A TIDAL CURRENT seemed to drag him alongshore. A beach came into view, and he made for it as best he could in the suit. He did not need it for its flotation properties, but dared not shed it lest he die of hypothermia within sight of land. The sun was far from being up yet and would be hidden by dense clouds when it got around to rising above the horizon; but the sky was definitely growing lighter, enabling him to pick out a few details on the beach: strewn logs, and fire rings, and a public toilet.
Wrestling and kicking his way through a forest of brown kelp, he got to a place where he could feel a rocky bottom under his feet and trudged carefully toward a beached log, taking his time, not wanting to turn an ankle in a moment of thoughtless haste. When the water became knee-deep, he crouched in the lee of the log, in case he was being watched from one of the dwellings on the slope above, and stripped off the suit. Stuffed inside of it he had been carrying a set of clothes wrapped up in a garbage bag. He changed into these, all except for socks and shoes, which he carried a-dangle around his neck for the time being.
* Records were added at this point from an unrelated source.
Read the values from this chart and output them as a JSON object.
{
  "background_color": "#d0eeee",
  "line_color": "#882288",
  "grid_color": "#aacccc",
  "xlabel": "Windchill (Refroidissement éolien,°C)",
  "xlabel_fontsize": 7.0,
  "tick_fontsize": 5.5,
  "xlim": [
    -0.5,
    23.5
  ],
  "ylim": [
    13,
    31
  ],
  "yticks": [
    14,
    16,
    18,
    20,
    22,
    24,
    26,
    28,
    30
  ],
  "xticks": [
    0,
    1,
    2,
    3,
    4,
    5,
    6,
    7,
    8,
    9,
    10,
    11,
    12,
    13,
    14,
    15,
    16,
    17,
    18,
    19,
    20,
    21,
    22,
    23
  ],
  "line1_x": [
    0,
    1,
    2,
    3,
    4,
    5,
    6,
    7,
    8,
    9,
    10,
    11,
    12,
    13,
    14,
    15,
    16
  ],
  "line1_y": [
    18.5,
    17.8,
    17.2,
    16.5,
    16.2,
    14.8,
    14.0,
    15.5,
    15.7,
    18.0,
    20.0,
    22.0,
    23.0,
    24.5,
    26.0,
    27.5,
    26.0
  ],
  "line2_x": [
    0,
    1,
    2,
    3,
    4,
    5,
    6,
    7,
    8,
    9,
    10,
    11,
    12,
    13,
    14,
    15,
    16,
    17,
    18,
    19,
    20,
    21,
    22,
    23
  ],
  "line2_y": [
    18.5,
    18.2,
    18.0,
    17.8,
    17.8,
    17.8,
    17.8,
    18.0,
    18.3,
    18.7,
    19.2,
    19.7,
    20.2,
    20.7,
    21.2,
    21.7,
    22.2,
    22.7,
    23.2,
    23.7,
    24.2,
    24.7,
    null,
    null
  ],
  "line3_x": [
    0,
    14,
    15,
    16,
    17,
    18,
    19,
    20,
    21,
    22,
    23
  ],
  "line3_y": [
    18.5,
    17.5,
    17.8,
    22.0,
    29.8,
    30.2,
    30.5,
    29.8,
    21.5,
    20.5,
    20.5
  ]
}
The survival suit might garner attention if he left it here, so he stuffed it into the black garbage bag and slung that over his shoulder. Then he climbed a little higher on the strand and began to make his way south. He had no idea where he was, but the freighter had been headed south and so it seemed reasonable to assume that port facilities and a larger city were to be found in that general direction.
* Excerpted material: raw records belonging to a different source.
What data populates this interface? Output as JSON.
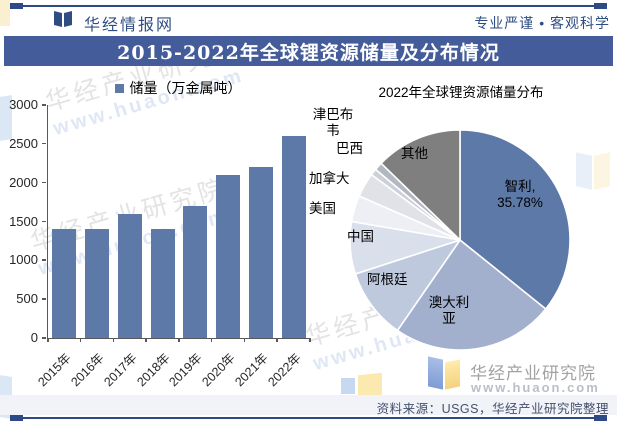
{
  "header": {
    "brand": "华经情报网",
    "slogan": "专业严谨 • 客观科学",
    "title": "2015-2022年全球锂资源储量及分布情况"
  },
  "chart_data": [
    {
      "type": "bar",
      "series_label": "储量（万金属吨）",
      "categories": [
        "2015年",
        "2016年",
        "2017年",
        "2018年",
        "2019年",
        "2020年",
        "2021年",
        "2022年"
      ],
      "values": [
        1400,
        1400,
        1600,
        1400,
        1700,
        2100,
        2200,
        2600
      ],
      "ylim": [
        0,
        3000
      ],
      "ytick_step": 500,
      "bar_color": "#5D79A7",
      "legend_position": "top",
      "grid": false
    },
    {
      "type": "pie",
      "title": "2022年全球锂资源储量分布",
      "start_angle_deg": 0,
      "direction": "clockwise",
      "slices": [
        {
          "label": "智利",
          "pct": 35.78,
          "color": "#5D79A7"
        },
        {
          "label": "澳大利亚",
          "pct": 23.85,
          "color": "#A2B0CE"
        },
        {
          "label": "阿根廷",
          "pct": 10.38,
          "color": "#BFC9DE"
        },
        {
          "label": "中国",
          "pct": 7.69,
          "color": "#DADFEC"
        },
        {
          "label": "美国",
          "pct": 3.85,
          "color": "#EDEFF5"
        },
        {
          "label": "加拿大",
          "pct": 3.58,
          "color": "#E0E2E8"
        },
        {
          "label": "巴西",
          "pct": 0.96,
          "color": "#CDD0D8"
        },
        {
          "label": "津巴布韦",
          "pct": 1.19,
          "color": "#B2B7C2"
        },
        {
          "label": "其他",
          "pct": 12.72,
          "color": "#7F7F7F"
        }
      ]
    }
  ],
  "pie_labels": {
    "zimbabwe": "津巴布韦",
    "brazil": "巴西",
    "canada": "加拿大",
    "usa": "美国",
    "china": "中国",
    "argentina": "阿根廷",
    "other": "其他",
    "chile_line1": "智利,",
    "chile_line2": "35.78%",
    "australia_line1": "澳大利",
    "australia_line2": "亚"
  },
  "footer": {
    "source": "资料来源：USGS，华经产业研究院整理",
    "logo_text": "华经产业研究院",
    "logo_url": "www.huaon.com"
  },
  "watermark": {
    "text": "华经产业研究院",
    "url": "www.huaon.com"
  },
  "colors": {
    "brand_blue": "#2E4E82",
    "banner_bg": "#455C9A",
    "rule": "#2E4A86",
    "axis": "#595959",
    "footer_strip": "#F1F3F9",
    "source_text": "#44506A"
  }
}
Half a dozen teenagers, boys and girls, were huddled together around the remains of a campfire. The empty beer bottles and fast-food wrappers all around them gave a fair account of how they had spent the preceding evening. They’d had enough foresight to bring blankets and sleeping bags and make a night of it. As Sokolov approached, one of them rose and staggered down the beach until he felt he had gone far enough to fish out his penis and urinate without giving offense to any female members of his party who might be awake. In this he seemed to be erring on the side of caution, glancing back frequently over his shoulder. Sokolov approved of this.
He was still pissing, with the enviable vigor of the young, as Sokolov approached within hailing distance. His eyes traveled up and down Sokolov’s body. His face bespoke alert curiosity but not fear; he had not identified Sokolov as a derelict or criminal.